Dès mon plus jeune âge, la bicyclette a été un moyen de transport pour me rendre à l’école, puis son utilisation s'est associée à une pratique sportive régulière. Savoyard d’adoption, région où la pratique de ce sport est très populaire, mes premiers vrais “coups de pédale” se sont faits sur les pentes mythiques de Savoie, telles que les Cols de la Madeleine, Le Galibier, Le Télégraphe, La Croix-de-Fert, Le Glandon, Le Mont-Cenis, L’Iseran, Le Granier, Le Semnoz …

Le vélo est le moyen de transport idéal pour explorer, sa relative “lenteur” de déplacement permettant de profiter pleinement des paysages et milieux traversés tout en parcourant des distances assez longues.
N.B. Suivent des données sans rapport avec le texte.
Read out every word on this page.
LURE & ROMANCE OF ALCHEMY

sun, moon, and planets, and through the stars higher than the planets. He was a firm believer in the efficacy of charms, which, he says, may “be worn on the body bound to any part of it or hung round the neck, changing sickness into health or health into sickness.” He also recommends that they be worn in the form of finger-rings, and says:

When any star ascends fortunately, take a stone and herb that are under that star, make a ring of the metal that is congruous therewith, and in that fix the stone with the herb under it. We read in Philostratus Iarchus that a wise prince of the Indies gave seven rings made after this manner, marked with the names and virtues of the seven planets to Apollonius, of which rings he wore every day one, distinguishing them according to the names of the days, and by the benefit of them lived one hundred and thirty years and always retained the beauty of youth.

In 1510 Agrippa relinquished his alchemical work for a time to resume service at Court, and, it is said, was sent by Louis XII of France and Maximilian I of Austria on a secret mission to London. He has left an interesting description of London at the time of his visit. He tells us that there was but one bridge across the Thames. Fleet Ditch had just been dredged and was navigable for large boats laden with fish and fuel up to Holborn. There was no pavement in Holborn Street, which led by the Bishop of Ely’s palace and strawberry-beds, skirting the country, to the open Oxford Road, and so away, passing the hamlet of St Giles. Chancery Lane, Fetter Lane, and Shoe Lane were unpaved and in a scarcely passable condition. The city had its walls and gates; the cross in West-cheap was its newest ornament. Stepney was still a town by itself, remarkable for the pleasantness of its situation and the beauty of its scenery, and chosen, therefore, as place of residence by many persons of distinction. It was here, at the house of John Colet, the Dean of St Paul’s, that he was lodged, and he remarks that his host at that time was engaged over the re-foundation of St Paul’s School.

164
Cela illustre idéalement l’adage “le voyage est plus important que la destination”.

Grâce au vélo, j'ai pu découvrir des régions de France et d’ailleurs telles que la route des Châteaux de La Loire, la route des vins d’Alsace, le tour de Savoie, le Pays Cathare, l’État de Victoria en Australie (Melbourne, Grampians Park, Great Ocean road, Melbourne), le tour du Costa-Rica.

C’est également un mode de transport quotidien pour me rendre au travail, je l'ai utilisé lors de mes séjours à Paris, Dacca, Manille et actuellement Islamabad où j'ai été affecté en tant que missionnaire de renfort. Dans les villes qui le permettent, le vélo est la parfaite adéquation entre pratique régulière d’une activité physique et empreinte carbone minimale.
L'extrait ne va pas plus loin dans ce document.